That brings up another challenging concept…. If a test insert is close to good, don’t cut it or push it further. Make another one as a duplicate and cut the duplicate or modify it further. That way you have the first one to reference. If your process is good, you should be able to duplicate that first one without fail. If your process is not good, then you need to work on your process! I say this concept is challenging because I know I have a hard time following it myself. I have something ‘nearly perfect’ and I want to push it just a little further to make it perfect – in the process I ruin it.
In the end, I found two tone channel bores that work well with my design. They take slightly different exhaust bores and have slightly different exhaust pressures, but have good tones and work well.
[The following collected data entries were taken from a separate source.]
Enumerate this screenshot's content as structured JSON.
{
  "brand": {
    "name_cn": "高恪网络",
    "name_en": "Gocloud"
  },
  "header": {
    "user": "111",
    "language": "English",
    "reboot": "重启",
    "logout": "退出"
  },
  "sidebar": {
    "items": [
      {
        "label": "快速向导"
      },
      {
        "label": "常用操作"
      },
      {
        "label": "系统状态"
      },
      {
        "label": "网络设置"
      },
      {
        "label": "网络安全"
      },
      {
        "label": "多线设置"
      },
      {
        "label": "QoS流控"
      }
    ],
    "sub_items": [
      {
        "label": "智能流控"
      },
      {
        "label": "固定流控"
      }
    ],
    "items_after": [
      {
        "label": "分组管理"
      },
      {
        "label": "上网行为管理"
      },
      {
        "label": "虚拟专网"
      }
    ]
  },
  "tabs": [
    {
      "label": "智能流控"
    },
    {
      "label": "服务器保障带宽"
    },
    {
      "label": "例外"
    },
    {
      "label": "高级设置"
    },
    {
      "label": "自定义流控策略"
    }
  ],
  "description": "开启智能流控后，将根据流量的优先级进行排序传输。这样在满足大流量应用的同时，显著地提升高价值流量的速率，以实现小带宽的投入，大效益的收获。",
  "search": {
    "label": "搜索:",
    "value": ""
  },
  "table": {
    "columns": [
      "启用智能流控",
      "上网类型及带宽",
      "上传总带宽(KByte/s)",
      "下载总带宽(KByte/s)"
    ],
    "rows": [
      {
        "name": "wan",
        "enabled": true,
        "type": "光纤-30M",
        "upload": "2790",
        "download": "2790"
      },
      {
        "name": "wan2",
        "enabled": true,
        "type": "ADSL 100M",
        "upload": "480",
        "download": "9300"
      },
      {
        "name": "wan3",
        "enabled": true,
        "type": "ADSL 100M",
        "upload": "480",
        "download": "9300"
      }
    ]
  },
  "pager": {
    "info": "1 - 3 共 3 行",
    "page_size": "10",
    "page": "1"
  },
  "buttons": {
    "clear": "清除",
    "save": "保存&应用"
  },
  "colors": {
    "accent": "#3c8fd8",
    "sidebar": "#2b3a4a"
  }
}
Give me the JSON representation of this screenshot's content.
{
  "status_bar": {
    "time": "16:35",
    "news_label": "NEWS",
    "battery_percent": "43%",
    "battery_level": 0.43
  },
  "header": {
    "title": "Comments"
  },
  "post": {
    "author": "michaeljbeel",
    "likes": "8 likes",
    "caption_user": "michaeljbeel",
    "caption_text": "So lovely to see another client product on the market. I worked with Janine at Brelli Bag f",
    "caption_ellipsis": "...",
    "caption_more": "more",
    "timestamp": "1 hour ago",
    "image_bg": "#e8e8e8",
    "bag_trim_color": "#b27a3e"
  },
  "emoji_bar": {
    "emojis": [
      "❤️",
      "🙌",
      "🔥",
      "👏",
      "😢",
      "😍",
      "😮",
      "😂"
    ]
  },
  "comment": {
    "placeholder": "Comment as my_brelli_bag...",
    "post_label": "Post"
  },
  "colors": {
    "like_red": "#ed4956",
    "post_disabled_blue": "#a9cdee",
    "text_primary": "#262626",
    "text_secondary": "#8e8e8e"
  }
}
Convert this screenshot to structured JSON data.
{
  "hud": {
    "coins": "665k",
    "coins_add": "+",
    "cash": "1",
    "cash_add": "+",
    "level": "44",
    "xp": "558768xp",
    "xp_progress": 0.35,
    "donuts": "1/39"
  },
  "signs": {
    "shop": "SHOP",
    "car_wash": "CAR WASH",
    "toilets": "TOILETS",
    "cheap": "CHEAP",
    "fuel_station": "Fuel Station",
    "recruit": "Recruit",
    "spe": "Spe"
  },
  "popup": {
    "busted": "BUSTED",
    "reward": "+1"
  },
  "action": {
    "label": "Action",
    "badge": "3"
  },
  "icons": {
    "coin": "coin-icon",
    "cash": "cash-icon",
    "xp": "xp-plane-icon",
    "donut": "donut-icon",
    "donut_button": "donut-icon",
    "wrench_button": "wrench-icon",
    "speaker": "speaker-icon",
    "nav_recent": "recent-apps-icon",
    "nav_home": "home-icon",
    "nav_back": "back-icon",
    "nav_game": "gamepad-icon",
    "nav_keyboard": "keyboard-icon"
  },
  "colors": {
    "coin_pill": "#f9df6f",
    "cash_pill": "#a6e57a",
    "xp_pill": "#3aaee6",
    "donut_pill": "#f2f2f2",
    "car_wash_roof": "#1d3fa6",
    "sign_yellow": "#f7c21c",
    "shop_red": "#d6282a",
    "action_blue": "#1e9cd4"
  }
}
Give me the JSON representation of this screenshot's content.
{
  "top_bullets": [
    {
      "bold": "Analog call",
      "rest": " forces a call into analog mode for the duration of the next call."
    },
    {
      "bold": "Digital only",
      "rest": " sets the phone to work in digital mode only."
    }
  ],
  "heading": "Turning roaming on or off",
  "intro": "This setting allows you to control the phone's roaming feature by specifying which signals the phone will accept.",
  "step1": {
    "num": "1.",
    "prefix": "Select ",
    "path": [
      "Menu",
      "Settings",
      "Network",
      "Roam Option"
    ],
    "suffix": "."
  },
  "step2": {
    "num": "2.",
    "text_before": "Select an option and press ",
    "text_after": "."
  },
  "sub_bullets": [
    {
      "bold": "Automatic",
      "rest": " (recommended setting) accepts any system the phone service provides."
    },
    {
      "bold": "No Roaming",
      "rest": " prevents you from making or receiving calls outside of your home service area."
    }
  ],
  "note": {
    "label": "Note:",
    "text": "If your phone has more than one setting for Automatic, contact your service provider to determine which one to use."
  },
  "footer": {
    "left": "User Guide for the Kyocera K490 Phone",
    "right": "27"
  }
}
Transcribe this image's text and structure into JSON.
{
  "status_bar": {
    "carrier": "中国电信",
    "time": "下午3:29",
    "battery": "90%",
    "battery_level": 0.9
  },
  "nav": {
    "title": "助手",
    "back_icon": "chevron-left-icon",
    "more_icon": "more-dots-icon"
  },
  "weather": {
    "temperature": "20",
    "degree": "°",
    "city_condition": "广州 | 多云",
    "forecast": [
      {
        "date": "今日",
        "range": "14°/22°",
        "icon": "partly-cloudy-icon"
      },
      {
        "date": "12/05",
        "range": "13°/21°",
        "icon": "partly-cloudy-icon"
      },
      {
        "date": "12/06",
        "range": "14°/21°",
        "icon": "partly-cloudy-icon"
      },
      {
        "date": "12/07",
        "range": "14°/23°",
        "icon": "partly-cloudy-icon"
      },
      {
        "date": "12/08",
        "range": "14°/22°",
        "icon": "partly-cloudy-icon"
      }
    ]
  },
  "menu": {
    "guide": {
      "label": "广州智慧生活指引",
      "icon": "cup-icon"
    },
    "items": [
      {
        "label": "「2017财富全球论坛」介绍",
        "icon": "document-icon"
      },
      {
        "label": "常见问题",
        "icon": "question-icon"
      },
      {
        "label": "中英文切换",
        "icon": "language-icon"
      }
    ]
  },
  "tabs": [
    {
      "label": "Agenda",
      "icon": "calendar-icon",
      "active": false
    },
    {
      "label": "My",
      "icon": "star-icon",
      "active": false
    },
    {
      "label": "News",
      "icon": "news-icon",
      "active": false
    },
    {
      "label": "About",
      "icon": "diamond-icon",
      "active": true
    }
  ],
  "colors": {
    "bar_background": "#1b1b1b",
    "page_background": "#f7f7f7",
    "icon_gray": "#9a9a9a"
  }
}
Finally, I had a good bottom end, but still did not have the top and mids the way I really wanted. The one factor I had not changed in this jig was the deck height. My previous design had always had the deck height right at the centerline of the bore.

As an aside, If you make O-ring calls and want to experiment with this, go turn an insert tennon slightly undersized. Then put it in your jig to cut it- this will effectively give you the idea of what your jig might sound like with a raised deck.

To raise the deck in my jig, I used a trick I had used in some other homemade jigs in the past. I used some shim brass and glued it in with CA. I clamped it in place heavily and used accelerator. After doing so, I filed in a new curve directly over the old. This first filing was a guess. However the first call off of it was Nasty! I refined the cut and curve over several successions. All the while, I was measuring several key points on the toneboard with my digital caliper to ensure consistency of these prototypes. When you’re measuring the toneboard, measure at the same locations (I call them stations) each time – directly under the tip of the cork tongue, at the tip of the tone channel, etc.

Finally, I had the great top end, excellent middle and great bottom end I was looking for.

After that, I duplicated this new toneboard cut several times to ensure that it did sound the way I wanted it to sound, and that it was everything I wanted. I hunted it over much of the seasons and dropped a lot of birds with it. I did not stick and it ran well in varying temperatures.
At this point, I’m ready to have my new jig cut. I’ve burnt up a bunch of wood. I’ve burnt up a bunch of shop time. I’ve re-learned all the different factors that affect tone, just as I did back in the late 90’s. I’ve experimented with the following factors – Toneboard length, deck height, curve, tone channel size, Exhaust length and bore.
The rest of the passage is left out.